Alana Elisaia
- Date of birth: 26 April 1996 (age 28)
- School: Cleveland State High School

Rugby union career
- Position(s): Centre

Super Rugby
- Years: Team / Apps / (Points)
- 2018–: Queensland Reds /  / (0)

International career
- Years: Team / Apps / (Points)
- 2019–: Australia / 2 / (0)

= Alana Elisaia =

Alana Elisaia (born 26 April 1996) is an Australian rugby union player. She plays for the Wallaroos at international level and for the Queensland Reds in the Super W competition.

== Rugby career ==
=== 2018–22 ===
In 2018, Elisaia was part of the Queensland Reds inaugural squad for the first season of the Super W competition.
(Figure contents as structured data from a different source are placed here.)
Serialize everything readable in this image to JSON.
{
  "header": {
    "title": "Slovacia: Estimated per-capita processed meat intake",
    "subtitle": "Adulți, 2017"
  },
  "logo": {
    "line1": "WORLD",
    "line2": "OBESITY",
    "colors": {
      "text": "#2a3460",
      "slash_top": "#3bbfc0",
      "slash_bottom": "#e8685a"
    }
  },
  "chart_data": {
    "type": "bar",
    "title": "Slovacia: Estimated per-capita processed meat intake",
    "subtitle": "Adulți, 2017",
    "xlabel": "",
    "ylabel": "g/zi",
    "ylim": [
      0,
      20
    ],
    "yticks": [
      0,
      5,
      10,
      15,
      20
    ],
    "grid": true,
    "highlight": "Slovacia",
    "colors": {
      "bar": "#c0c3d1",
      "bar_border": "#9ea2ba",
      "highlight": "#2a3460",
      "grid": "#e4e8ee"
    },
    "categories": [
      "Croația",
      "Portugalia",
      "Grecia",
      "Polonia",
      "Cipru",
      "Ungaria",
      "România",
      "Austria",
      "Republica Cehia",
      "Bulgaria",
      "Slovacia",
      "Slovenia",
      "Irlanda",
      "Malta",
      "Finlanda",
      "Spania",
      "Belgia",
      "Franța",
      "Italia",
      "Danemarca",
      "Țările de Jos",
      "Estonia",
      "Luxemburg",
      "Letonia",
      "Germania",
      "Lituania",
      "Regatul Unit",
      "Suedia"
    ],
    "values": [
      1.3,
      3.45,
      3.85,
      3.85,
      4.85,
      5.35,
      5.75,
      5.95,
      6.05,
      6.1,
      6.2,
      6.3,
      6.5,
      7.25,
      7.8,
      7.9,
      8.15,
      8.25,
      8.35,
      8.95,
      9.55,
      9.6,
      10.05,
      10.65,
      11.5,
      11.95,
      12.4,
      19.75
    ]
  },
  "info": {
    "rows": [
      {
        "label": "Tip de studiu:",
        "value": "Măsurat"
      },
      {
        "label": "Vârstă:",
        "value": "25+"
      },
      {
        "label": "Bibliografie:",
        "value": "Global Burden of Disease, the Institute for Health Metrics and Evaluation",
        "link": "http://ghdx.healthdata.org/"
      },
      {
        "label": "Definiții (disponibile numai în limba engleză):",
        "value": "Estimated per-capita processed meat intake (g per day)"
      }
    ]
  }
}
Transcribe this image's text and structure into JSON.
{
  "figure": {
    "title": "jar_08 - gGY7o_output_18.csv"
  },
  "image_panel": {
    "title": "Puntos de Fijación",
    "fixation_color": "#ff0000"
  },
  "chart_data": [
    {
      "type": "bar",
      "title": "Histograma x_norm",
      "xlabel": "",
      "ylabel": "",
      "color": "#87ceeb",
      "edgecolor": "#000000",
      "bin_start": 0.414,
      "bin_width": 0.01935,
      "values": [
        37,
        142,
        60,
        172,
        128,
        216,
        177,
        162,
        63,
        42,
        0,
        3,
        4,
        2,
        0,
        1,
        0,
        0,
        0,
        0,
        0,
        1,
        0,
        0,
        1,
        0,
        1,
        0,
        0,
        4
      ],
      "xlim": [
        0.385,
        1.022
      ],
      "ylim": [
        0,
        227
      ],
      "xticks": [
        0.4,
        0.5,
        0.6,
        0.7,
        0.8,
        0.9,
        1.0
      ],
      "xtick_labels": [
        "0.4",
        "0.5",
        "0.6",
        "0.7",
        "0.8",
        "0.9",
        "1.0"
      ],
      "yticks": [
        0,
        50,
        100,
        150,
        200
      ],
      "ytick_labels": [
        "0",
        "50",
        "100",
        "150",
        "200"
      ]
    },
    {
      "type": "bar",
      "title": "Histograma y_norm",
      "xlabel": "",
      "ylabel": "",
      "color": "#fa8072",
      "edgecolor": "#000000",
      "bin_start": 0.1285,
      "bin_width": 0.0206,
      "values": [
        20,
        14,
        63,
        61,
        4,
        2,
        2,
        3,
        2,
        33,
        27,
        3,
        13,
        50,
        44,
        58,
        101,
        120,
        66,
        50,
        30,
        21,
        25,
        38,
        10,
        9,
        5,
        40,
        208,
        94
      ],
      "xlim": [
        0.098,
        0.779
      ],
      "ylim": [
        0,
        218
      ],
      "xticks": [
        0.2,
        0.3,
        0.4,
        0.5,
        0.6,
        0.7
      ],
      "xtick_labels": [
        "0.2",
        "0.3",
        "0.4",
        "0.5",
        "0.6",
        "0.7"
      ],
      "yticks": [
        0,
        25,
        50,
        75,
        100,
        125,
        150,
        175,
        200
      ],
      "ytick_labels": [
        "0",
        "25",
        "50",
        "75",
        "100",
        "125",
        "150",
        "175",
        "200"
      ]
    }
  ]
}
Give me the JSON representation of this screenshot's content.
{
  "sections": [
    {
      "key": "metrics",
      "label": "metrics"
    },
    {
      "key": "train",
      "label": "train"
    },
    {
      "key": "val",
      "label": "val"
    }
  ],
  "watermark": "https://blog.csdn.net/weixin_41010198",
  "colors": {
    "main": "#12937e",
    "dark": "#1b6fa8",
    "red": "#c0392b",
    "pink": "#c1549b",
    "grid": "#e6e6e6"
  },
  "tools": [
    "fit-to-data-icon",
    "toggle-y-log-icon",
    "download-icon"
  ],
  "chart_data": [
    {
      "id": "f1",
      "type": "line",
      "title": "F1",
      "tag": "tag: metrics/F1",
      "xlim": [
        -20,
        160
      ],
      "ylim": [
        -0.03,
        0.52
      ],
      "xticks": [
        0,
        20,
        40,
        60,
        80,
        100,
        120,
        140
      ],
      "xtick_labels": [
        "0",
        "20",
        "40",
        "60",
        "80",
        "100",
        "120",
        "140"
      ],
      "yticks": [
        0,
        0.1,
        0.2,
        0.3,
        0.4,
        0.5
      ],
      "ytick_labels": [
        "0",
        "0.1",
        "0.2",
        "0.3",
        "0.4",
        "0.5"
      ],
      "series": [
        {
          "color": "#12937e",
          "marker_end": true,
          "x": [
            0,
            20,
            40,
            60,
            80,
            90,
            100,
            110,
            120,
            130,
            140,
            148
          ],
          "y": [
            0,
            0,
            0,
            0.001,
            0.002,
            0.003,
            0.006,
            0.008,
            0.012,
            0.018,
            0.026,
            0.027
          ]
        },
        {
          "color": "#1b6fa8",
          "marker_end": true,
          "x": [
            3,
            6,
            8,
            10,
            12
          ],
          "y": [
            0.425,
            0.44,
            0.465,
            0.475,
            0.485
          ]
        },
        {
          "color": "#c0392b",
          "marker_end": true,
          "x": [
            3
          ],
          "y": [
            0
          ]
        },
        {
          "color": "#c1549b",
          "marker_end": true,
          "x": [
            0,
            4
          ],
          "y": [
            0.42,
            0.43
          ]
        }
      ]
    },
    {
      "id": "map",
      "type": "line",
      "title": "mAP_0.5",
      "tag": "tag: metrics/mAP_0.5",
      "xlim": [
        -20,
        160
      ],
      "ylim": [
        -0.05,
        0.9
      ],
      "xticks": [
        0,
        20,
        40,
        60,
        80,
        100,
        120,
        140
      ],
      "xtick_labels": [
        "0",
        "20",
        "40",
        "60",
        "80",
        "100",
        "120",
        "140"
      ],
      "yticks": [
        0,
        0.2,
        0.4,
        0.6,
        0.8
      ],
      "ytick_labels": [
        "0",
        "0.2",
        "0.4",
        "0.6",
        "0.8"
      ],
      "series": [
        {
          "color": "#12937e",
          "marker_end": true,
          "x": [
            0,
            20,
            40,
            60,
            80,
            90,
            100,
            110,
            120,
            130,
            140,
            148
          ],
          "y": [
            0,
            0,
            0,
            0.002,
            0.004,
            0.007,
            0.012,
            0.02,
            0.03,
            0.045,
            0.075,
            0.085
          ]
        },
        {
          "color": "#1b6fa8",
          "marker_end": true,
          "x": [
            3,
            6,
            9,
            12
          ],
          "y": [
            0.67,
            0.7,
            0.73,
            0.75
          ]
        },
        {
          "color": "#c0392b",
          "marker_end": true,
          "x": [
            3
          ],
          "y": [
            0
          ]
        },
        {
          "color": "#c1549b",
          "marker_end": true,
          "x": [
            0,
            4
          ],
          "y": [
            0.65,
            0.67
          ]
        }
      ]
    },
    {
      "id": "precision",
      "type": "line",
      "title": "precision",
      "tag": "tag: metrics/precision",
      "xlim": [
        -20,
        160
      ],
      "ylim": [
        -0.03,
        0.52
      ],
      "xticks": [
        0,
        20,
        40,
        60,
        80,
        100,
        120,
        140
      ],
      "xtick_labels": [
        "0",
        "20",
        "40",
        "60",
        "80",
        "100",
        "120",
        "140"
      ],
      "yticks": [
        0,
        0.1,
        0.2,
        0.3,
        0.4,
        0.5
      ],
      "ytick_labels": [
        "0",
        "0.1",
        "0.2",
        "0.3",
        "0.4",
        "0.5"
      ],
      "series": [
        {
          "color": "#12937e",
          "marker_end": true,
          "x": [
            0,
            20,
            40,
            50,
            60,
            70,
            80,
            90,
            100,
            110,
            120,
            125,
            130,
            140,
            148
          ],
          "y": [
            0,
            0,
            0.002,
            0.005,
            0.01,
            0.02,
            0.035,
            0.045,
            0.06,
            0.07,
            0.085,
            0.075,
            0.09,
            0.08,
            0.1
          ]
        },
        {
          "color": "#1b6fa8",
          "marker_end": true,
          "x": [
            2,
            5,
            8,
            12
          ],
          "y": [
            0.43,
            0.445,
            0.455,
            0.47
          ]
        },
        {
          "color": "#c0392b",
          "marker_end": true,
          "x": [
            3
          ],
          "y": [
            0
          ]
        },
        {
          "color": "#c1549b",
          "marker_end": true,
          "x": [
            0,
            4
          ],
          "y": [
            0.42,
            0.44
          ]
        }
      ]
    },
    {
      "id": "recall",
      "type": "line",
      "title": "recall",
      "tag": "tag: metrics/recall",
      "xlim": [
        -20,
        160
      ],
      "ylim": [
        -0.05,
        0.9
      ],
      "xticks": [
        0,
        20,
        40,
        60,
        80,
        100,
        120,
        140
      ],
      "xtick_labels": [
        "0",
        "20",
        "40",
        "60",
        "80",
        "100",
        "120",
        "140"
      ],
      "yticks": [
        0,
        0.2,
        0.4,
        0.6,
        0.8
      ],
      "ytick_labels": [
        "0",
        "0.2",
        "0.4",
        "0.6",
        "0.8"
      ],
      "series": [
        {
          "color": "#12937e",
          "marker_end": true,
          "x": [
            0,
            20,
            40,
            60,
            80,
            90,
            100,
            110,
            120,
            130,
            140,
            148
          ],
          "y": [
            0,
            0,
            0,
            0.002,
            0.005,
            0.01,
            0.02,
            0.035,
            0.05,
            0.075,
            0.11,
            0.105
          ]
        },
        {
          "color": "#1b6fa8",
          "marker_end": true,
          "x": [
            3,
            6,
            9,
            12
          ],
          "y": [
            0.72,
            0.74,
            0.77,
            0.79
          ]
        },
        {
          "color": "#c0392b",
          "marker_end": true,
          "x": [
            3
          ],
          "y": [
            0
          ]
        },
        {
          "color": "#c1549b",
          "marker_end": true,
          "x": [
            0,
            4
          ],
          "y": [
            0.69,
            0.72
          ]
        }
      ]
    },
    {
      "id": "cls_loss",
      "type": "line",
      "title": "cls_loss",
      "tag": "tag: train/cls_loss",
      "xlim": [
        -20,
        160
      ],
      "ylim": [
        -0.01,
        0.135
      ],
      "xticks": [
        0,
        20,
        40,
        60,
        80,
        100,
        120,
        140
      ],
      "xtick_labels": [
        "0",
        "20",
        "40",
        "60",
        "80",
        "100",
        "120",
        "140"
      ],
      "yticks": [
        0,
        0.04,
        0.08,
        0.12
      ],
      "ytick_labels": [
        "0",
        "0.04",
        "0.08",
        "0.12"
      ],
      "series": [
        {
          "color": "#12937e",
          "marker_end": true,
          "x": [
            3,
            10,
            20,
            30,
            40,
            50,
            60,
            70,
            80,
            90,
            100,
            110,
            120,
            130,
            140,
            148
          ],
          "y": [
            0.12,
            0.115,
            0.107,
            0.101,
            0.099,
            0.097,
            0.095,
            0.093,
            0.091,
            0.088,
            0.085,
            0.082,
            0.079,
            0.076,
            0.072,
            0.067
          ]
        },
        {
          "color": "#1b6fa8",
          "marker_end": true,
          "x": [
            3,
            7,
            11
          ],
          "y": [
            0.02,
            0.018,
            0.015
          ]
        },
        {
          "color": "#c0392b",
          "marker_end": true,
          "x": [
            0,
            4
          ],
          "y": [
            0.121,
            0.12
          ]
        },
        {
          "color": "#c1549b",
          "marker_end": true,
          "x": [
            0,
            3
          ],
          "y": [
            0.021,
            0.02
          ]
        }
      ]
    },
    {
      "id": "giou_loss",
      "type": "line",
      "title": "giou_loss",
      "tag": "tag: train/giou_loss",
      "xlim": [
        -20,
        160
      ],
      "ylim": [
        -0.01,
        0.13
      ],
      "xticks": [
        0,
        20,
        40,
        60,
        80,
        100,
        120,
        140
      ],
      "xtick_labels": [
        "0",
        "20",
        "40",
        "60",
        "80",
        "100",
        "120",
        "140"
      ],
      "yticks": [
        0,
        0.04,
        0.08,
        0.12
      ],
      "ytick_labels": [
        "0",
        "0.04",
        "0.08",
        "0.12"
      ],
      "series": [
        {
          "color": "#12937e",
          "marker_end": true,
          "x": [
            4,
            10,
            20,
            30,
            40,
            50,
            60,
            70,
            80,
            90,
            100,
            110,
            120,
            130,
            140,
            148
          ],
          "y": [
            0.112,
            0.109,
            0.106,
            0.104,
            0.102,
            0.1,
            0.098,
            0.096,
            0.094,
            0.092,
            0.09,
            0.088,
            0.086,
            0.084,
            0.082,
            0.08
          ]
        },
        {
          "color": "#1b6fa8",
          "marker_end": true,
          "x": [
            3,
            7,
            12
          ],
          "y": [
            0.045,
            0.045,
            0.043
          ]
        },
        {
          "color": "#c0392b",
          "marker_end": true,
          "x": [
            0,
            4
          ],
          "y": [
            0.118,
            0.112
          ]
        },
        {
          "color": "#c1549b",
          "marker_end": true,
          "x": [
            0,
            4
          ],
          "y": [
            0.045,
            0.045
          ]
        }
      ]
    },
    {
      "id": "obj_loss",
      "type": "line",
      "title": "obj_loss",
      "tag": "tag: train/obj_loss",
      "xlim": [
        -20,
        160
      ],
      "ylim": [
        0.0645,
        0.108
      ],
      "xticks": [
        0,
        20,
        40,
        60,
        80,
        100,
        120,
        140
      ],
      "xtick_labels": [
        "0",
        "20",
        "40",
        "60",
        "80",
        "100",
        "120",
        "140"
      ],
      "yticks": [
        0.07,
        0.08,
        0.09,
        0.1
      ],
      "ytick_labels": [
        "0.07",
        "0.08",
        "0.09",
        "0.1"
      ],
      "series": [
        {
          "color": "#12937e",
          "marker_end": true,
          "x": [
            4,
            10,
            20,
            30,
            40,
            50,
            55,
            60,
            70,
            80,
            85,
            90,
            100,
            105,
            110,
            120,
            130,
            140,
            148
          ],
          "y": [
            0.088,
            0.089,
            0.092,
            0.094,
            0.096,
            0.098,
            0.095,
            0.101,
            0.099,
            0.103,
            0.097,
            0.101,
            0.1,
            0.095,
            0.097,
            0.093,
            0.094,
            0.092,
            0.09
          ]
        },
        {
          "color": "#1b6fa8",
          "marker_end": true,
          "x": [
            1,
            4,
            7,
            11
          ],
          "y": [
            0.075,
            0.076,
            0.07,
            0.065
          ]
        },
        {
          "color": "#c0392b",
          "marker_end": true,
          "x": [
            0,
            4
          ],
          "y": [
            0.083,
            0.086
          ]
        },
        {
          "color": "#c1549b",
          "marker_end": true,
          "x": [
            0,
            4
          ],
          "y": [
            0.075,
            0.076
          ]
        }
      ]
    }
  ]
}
She scored a try for the Reds in the 2019 Super W season grand final, however, it wasn't enough to stop the NSW Waratahs Women from winning their second title.

Elisaia made her test debut for Australia against the Black Ferns in 2019. In 2022, she was the inaugural recipient of the Selena Worsley Medal; it was awarded to the Women's player of the year at the Queensland Premier Rugby Final breakfast.
=== 2023 ===
On 6 May, she started for the Queensland Reds in their grand final against the Fijiana Drua, her side were beaten 30–38 as the Drua claimed their second title. She returned for the Wallaroos test against Fiji on 20 May at the Allianz Stadium.